First of all it’s clear that after 70 years without war in the West, we are no longer aware of the danger posed by the government’s file cabinets. The censuses, the raids, and the killing of communists, homosexuals, the mentally ill, gypsies and Jews would today be facilitated by a tool a thousand times more tragically effective and finely tuned than those available back in 1940. But very few people truly realize this because they did not live through the war. What are the Chinese or Korean dictatorships doing on this subject, the Russian crypto-dictatorship, the Israeli police state so prodigiously equipped to track any Arab dissent? We turn our heads away so as not to see. OK. There are two possible reactions (ignorance, detachment), but both undoubtedly miss the essential point of our acceptance of the worst.

Here I’d like to venture a hypothesis; actually a thesis. This thesis would be the following: the delicate web of surveillance on citizen-customers by those who govern us “vertically” (State powers as well as the liberal powers held by multinationals on the internet) is so amazingly tolerated because it is anchored, “horizontally” in the social practices of mutual checks that occur daily, are familiar, and have become natural. In other words, the NSA sprouts from a social soil that has made self control, control of others and control of the world through technology, proof of a bond, an ethos, a way of life. The stem grows from the rhizomes.

I control myself, you control me, we control ourselves, they control us. Surveillance, management and control become fractalized so that between the mother who sneaks onto the Facebook account of her daughter, the employer who scans the flaws of a job applicant on the web, the husband who reads his wife’s SMS messages and looks at her credit card bills, the retiree who monitors his vacation home with a webcam connected to a motion detector, and the NSA, all the way on top, which runs surveillance on Alcatel, Merkel, J. Schmoe, and Strauss-Kahn. Between all these there is one recurring theme, the same sordid twist, the same economy of desire focused on prevention, fear, and the total control over anything that can surprise, can divert, and can live.

This morning, January 8, 2014, a Palestinian was killed by an Israeli drone, at distance, “cleanly”. Cameras are put in Teddy Bears to reassure parents. Babysitters and our empty houses are filmed. Our cell phones are triangulated, our travels are synchronized, our breathing space is restricted. We put tracking devices in our shoes, toll passes in our pockets because we are in flux, and microchips in the ears of our cats, our dogs and our sheep. The trees in Paris are barcoded. They can remotely hack into the braking system of a car, into a pacemaker in a beating heart. They can disrupt a GPS so that you get lost, activate the webcam on your computer, listen in around you with your smartphone. They manufacture the Xbox One which can constantly monitor your game room, can know which movies you watch, can know which games you play, can know how many people are on your couch, and can measure the volume and the light that enters. These features were quickly removed after facing an outcry that Microsoft never anticipated given that the logic of control has become so natural.

The truth is that we are being mithridatized. We are becoming dangerously acclimated to this subtle poison ingested daily, to this new form of an intimate grip of control and the extensive power that Deleuze diagnosed back in 1990 as our entry into the Societies of Control; and under this yoke we are being gently twisted.
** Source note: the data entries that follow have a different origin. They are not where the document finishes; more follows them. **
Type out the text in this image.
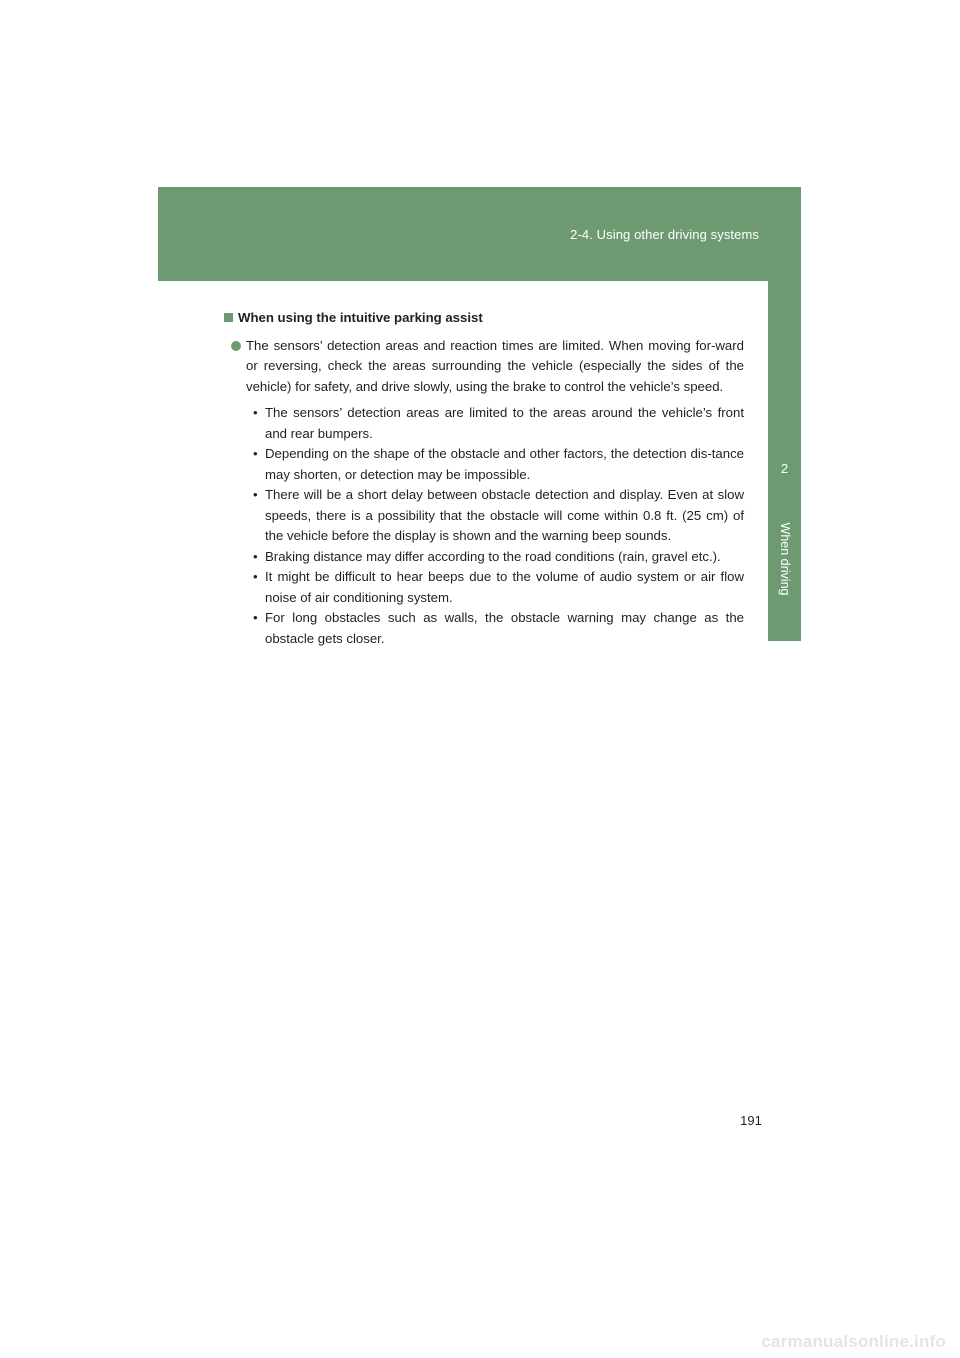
2-4. Using other driving systems
2
When driving
When using the intuitive parking assist
The sensors’ detection areas and reaction times are limited. When moving for-ward or reversing, check the areas surrounding the vehicle (especially the sides of the vehicle) for safety, and drive slowly, using the brake to control the vehicle’s speed.
• The sensors’ detection areas are limited to the areas around the vehicle’s front and rear bumpers.
• Depending on the shape of the obstacle and other factors, the detection dis-tance may shorten, or detection may be impossible.
• There will be a short delay between obstacle detection and display. Even at slow speeds, there is a possibility that the obstacle will come within 0.8 ft. (25 cm) of the vehicle before the display is shown and the warning beep sounds.
• Braking distance may differ according to the road conditions (rain, gravel etc.).
• It might be difficult to hear beeps due to the volume of audio system or air flow noise of air conditioning system.
• For long obstacles such as walls, the obstacle warning may change as the obstacle gets closer.
191
carmanualsonline.info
The truth is that this control is no longer simply placed and received. It is no longer simply imposed contemptuously, in the form of a pyramid of discipline, which falls upon us, the sad victims of the panoptic powers of the State, of Capital and of Mafias – inciting by its alienating grip strength, resistance, and revolts. No, it’s much better than that.

This desire to control, this impulse towards surveillance and frantic security now runs through each of every one of us. It takes shape and wires itself into our nerves. Everyone becomes the relay, the peddler, the exchanges are made with joy and fear. Everyone gets off on playing their roles as cops, all-powerful bosses, or low-life voyeurs. You control your house, your car, your purchases. He scans his wife’s emails, tracks his daughter with geolocation, and limits the duration of his son’s internet connection. She checks her pulse, controls her blood pressure, counts her calories, and her steps. You filter your calls, track down your ex on Facebook, Google the chick you met at the bar yesterday rather than letting her reveal as much as she wants you to know. And you are offered all the personal and idle tools for that; all the apps; all the flashy hardware for geeks with just a click of a mouse and a beep.